By the end of January, manure produced by cattle in Kewaunee County is expected to be fueling semi-trucks and buses in California, the result of a facility now under construction at Pagel’s Ponderosa Dairy.
Ground was broken Wednesday for a processing facility that will convert the gas from Pagel’s biodigester system into what’s being called renewable natural gas, which burns much more cleanly than diesel fuel, said Mark R. Hill Jr., vice president of operations for DTE Biomass Energy.
DTE, an acronym for Detroit Edison, has been operating similar projects for 30 years and now has 20 facilities around the country, all of them using landfill gases, Hill said.
“This is our first foray into manure gas,” he said.
The gas from Pagel’s digester is about 60 percent methane, 40 percent carbon dioxide. The facility will compress the gas and pass it through a series of membranes that strip off the carbon dioxide, leaving “pure, pipeline-quality methane,” Hill said.
The methane will be trucked to a new DTE facility in Newton, about 40 miles south of Kewaunee, where it will be injected into a pipeline.
“This gas goes to California, where it actually gets consumed in an engine,” said David Kailbourne, CEO of Pennsylvania-based REV LNG, a “diversified liquified natural gas and compressed natural gas distribution and solutions company” that is developing the facility with DTE Biomass Energy. “It gets consumed in a big 18-wheeler truck fleet, it gets consumed in city buses, and it displaces diesel fuel … with renewable natural gas that’s made right here in Wisconsin.”
“We know a thing or two about taking dirty biogas, and refining it and purifying it and making it into a renewable resource,” said Kevin Dobson, DTE vice president of business development.
The natural gas that will come from the facility is indistinguishable from the natural gas that comes out of the ground, hence the label “renewable” natural gas, Dobson said.
The gas just from Pagel’s Ponderosa Dairy, once refined into RNG and put into vehicles, will save greenhouse gas emissions equivalent to removing roughly 9,200 fossil-fuel-burning vehicles from the road every year, about 5 million gallons of gasoline, Dobson said.
“It’s a phenomenal environmental benefit from this project,” he said. “We can’t be more proud.”

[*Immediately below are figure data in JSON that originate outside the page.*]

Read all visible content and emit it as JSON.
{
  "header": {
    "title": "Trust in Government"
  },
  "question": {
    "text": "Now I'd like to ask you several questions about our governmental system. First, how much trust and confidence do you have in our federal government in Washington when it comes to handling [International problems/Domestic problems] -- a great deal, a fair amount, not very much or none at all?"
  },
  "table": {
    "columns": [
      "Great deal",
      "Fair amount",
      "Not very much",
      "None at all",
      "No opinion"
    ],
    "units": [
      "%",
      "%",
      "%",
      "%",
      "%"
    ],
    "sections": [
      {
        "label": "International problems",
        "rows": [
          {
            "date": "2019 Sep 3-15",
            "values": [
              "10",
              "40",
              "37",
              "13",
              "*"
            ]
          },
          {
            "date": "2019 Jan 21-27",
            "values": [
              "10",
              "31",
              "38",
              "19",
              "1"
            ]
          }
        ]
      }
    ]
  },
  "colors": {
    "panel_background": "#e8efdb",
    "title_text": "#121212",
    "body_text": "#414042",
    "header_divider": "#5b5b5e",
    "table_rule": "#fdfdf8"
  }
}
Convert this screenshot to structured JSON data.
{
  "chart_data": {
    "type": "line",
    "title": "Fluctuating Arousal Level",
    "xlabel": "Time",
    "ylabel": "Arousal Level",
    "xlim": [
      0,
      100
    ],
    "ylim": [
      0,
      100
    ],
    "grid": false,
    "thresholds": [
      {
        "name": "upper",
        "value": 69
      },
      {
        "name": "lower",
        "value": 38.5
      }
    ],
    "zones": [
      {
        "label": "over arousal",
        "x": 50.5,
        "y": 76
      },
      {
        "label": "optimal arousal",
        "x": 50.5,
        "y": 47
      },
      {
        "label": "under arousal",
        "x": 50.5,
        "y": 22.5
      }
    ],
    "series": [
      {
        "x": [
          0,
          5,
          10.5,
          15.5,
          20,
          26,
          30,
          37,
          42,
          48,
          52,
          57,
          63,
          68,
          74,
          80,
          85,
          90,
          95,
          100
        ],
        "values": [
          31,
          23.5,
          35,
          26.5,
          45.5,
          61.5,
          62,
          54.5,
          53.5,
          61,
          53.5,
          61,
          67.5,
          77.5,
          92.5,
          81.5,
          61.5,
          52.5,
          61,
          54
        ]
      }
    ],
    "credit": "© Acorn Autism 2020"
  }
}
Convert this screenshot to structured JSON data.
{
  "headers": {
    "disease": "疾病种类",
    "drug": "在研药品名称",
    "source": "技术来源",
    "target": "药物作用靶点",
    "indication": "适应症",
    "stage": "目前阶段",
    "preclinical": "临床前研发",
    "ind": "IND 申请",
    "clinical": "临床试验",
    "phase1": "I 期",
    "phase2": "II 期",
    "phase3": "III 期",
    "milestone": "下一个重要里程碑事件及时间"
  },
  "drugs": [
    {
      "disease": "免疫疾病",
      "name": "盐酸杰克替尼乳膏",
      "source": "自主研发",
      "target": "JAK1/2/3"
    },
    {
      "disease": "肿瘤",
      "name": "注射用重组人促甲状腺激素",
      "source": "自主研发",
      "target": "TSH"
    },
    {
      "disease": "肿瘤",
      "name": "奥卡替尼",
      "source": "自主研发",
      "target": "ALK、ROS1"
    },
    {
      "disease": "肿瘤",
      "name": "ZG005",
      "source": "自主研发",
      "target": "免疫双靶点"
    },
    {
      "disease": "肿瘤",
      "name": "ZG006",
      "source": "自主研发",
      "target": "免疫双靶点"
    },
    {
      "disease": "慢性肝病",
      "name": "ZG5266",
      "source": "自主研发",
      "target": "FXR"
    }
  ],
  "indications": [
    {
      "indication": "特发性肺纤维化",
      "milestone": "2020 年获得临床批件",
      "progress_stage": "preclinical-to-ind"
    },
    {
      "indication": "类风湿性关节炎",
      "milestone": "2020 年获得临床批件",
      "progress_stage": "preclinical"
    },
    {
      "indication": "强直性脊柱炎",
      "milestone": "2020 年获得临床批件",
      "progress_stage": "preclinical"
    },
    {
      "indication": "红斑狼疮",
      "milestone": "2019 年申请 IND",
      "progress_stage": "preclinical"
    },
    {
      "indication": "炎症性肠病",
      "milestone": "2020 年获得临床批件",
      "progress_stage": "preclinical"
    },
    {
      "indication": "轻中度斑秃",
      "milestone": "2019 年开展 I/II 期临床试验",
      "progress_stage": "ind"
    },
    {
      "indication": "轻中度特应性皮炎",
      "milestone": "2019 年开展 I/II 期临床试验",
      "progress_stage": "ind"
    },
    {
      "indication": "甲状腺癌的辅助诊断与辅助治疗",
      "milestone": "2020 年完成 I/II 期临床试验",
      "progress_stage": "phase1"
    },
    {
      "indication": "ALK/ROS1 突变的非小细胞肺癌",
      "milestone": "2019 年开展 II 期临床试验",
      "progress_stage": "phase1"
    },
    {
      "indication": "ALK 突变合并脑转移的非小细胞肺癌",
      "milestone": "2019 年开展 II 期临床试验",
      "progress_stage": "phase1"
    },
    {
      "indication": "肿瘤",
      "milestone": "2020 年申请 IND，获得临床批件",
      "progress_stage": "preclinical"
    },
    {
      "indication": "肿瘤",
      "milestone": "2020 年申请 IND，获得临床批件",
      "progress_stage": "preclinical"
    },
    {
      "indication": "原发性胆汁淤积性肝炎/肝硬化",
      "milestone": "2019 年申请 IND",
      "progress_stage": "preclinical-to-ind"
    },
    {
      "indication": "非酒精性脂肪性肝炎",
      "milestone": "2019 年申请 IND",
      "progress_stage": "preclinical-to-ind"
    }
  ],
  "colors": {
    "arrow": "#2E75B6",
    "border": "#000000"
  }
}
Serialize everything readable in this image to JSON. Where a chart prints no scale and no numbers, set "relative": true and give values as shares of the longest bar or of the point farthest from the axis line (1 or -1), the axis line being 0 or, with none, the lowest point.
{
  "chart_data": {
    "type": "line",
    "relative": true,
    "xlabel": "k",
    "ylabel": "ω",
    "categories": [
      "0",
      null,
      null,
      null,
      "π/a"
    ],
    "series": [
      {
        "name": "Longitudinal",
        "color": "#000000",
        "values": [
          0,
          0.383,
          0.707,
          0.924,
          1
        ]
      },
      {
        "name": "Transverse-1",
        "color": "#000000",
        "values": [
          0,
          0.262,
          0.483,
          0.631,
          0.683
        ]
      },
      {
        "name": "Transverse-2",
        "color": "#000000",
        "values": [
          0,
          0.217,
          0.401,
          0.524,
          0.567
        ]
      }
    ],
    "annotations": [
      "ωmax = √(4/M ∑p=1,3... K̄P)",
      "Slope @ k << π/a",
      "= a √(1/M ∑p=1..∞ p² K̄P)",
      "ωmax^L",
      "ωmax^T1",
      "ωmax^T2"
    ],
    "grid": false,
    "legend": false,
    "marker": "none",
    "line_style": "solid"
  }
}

J.J. Pagel said the new facility is a tribute to the vision of his father, John, who died in February but started the conversations with DTE Biomass Energy and REV LNG.
“Our family has always tried to be on the cutting edge of innovation,” Pagel said.
The companies have already received necessary permits from the state Department of Natural Resources and other regulatory entities, and the target date to be up and running is mid-January, company officials said.